El hijo de Trump

Pues, dilecta leyente, ya tenemos otro antisistema, pero en el país más poderoso del mundo, que además rompe con el tópico de que hay que empezar de vendedor de periódicos para llegara a Presidente. Éste ya nació millonario. Lo insólito es que se presente como el salvador de la clase media baja y los otros se lo crean y lo consideren “uno de los nuestros”.
Aquí sería, no como si se hubiera presentado el difunto Gil y Gil, como sostiene algún tertuliano, sino que el ejemplo más apropiado sería el  Borja Thyssen con su fortuna en cuadros, su evasión de impuestos y en “su casa con Blanca”. Lo que pasa es que Trump presume de ello y se la refanfinflan y a éste lo han cogido con el carrito de los helados, por no medir bien los tiempos y eso lo descartaría, pues los yanquis quieren triunfadores a los que la poli nunca haya trincado, sea cual fuere el origen de su fortuna, pues ello demuestra que son tíos listos con los que aspira a identificarse y no con tipos mediocres que no les aportan el sueño americano.
Lo inquietante es su admiración por Putin. Otro líder extravagante que quiere como compañero de viaje, rompiendo todos los esquemas de la política occidental y que puede poner el mundo patas arriba.
     A la vista de la irrupción en la campaña de tantos actores y cantantes a favor de la señora Clinton, uno se pregunta por quién se habría inclinado Sinatra, que casi siempre acertaba, con el apoyo de sus amigos de la mafia. Su más encarnizado detractor parece que fue Robert de Niro, pero tampoco este tipo es quien para calificar de machista a Trump cuando él mismo ha sido detenido recientemente en Francia por la Brigada de Represión del Proxenetismo en un turbio asunto. 

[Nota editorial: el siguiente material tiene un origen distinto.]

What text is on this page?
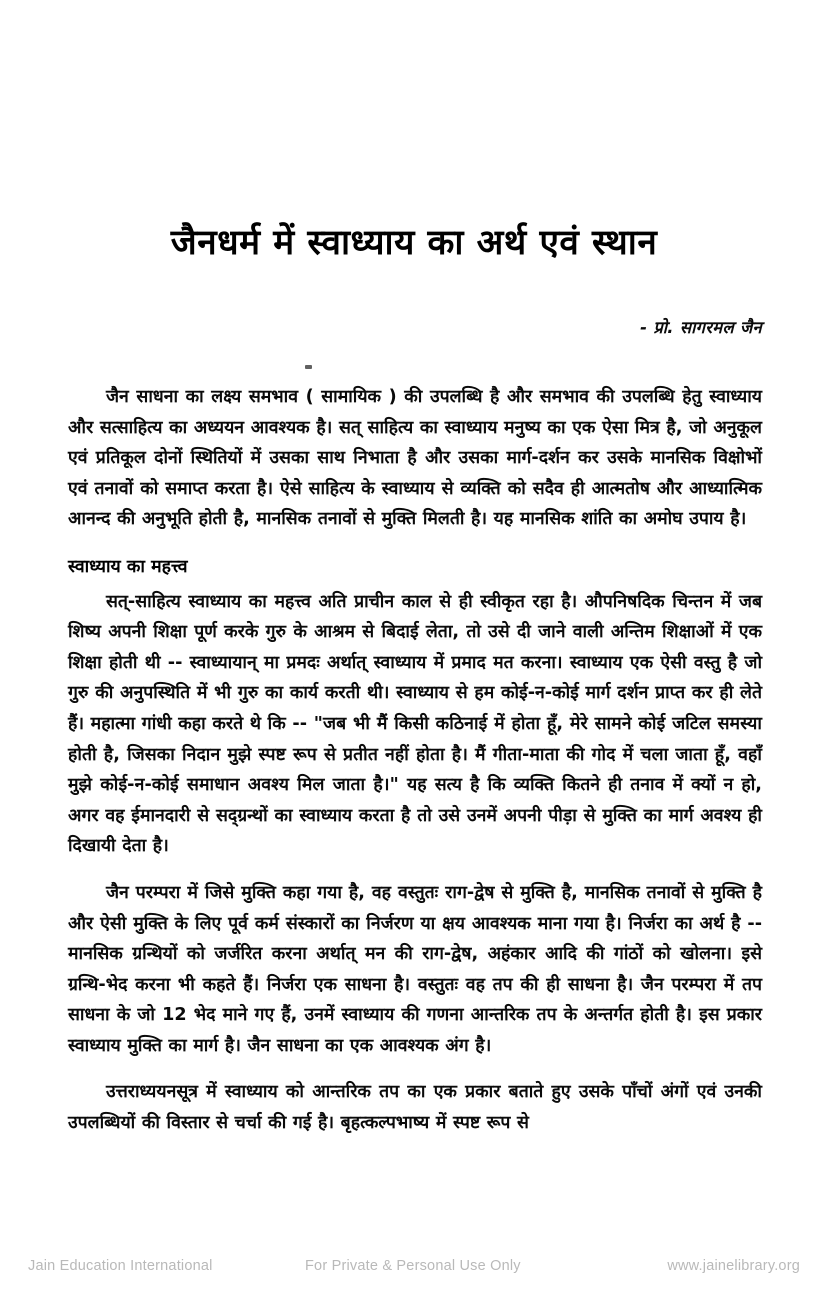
जैनधर्म में स्वाध्याय का अर्थ एवं स्थान
- प्रो. सागरमल जैन

जैन साधना का लक्ष्य समभाव ( सामायिक ) की उपलब्धि है और समभाव की उपलब्धि हेतु स्वाध्याय और सत्साहित्य का अध्ययन आवश्यक है। सत् साहित्य का स्वाध्याय मनुष्य का एक ऐसा मित्र है, जो अनुकूल एवं प्रतिकूल दोनों स्थितियों में उसका साथ निभाता है और उसका मार्ग-दर्शन कर उसके मानसिक विक्षोभों एवं तनावों को समाप्त करता है। ऐसे साहित्य के स्वाध्याय से व्यक्ति को सदैव ही आत्मतोष और आध्यात्मिक आनन्द की अनुभूति होती है, मानसिक तनावों से मुक्ति मिलती है। यह मानसिक शांति का अमोघ उपाय है।

स्वाध्याय का महत्त्व

सत्-साहित्य स्वाध्याय का महत्त्व अति प्राचीन काल से ही स्वीकृत रहा है। औपनिषदिक चिन्तन में जब शिष्य अपनी शिक्षा पूर्ण करके गुरु के आश्रम से बिदाई लेता, तो उसे दी जाने वाली अन्तिम शिक्षाओं में एक शिक्षा होती थी -- स्वाध्यायान् मा प्रमदः अर्थात् स्वाध्याय में प्रमाद मत करना। स्वाध्याय एक ऐसी वस्तु है जो गुरु की अनुपस्थिति में भी गुरु का कार्य करती थी। स्वाध्याय से हम कोई-न-कोई मार्ग दर्शन प्राप्त कर ही लेते हैं। महात्मा गांधी कहा करते थे कि -- "जब भी मैं किसी कठिनाई में होता हूँ, मेरे सामने कोई जटिल समस्या होती है, जिसका निदान मुझे स्पष्ट रूप से प्रतीत नहीं होता है। मैं गीता-माता की गोद में चला जाता हूँ, वहाँ मुझे कोई-न-कोई समाधान अवश्य मिल जाता है।" यह सत्य है कि व्यक्ति कितने ही तनाव में क्यों न हो, अगर वह ईमानदारी से सद्ग्रन्थों का स्वाध्याय करता है तो उसे उनमें अपनी पीड़ा से मुक्ति का मार्ग अवश्य ही दिखायी देता है।

जैन परम्परा में जिसे मुक्ति कहा गया है, वह वस्तुतः राग-द्वेष से मुक्ति है, मानसिक तनावों से मुक्ति है और ऐसी मुक्ति के लिए पूर्व कर्म संस्कारों का निर्जरण या क्षय आवश्यक माना गया है। निर्जरा का अर्थ है -- मानसिक ग्रन्थियों को जर्जरित करना अर्थात् मन की राग-द्वेष, अहंकार आदि की गांठों को खोलना। इसे ग्रन्थि-भेद करना भी कहते हैं। निर्जरा एक साधना है। वस्तुतः वह तप की ही साधना है। जैन परम्परा में तप साधना के जो 12 भेद माने गए हैं, उनमें स्वाध्याय की गणना आन्तरिक तप के अन्तर्गत होती है। इस प्रकार स्वाध्याय मुक्ति का मार्ग है। जैन साधना का एक आवश्यक अंग है।

उत्तराध्ययनसूत्र में स्वाध्याय को आन्तरिक तप का एक प्रकार बताते हुए उसके पाँचों अंगों एवं उनकी उपलब्धियों की विस्तार से चर्चा की गई है। बृहत्कल्पभाष्य में स्पष्ट रूप से

Jain Education International	For Private & Personal Use Only	www.jainelibrary.org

A pesar de todo, el pueblo americano lo ha elegido,  “y el pueblo nunca se equivoca”.  Esa es la grandeza y la miseria de la democracia, que sigue siendo el menos malo de los sistemas. Algo que El Coletas no ha entendido, por eso critica a Rajoy por felicitar, como los demás jefes de gobierno, al vencedor.
 A mi el cambio que están experimentando los distintos medios me recuerdan a un periódico parisino cuando Napoleón abandonó la isla de Elba donde lo tenían recluido y se dirigía a recuperar su poder: “El sanguinario ogro ha abandonado su guarida. ”El bandido de Córcega está en Francia”. “Bonaparte se encamina hacia París”. “Napoleón prosigue su avance triunfal”. “Mañana hará su entrada en París el emperador de los franceses”. “Su majestad real e imperial ha llegado a la capital de sus Estados”.
Como exclamaría Charlie Rivel: ¡Uuuuh!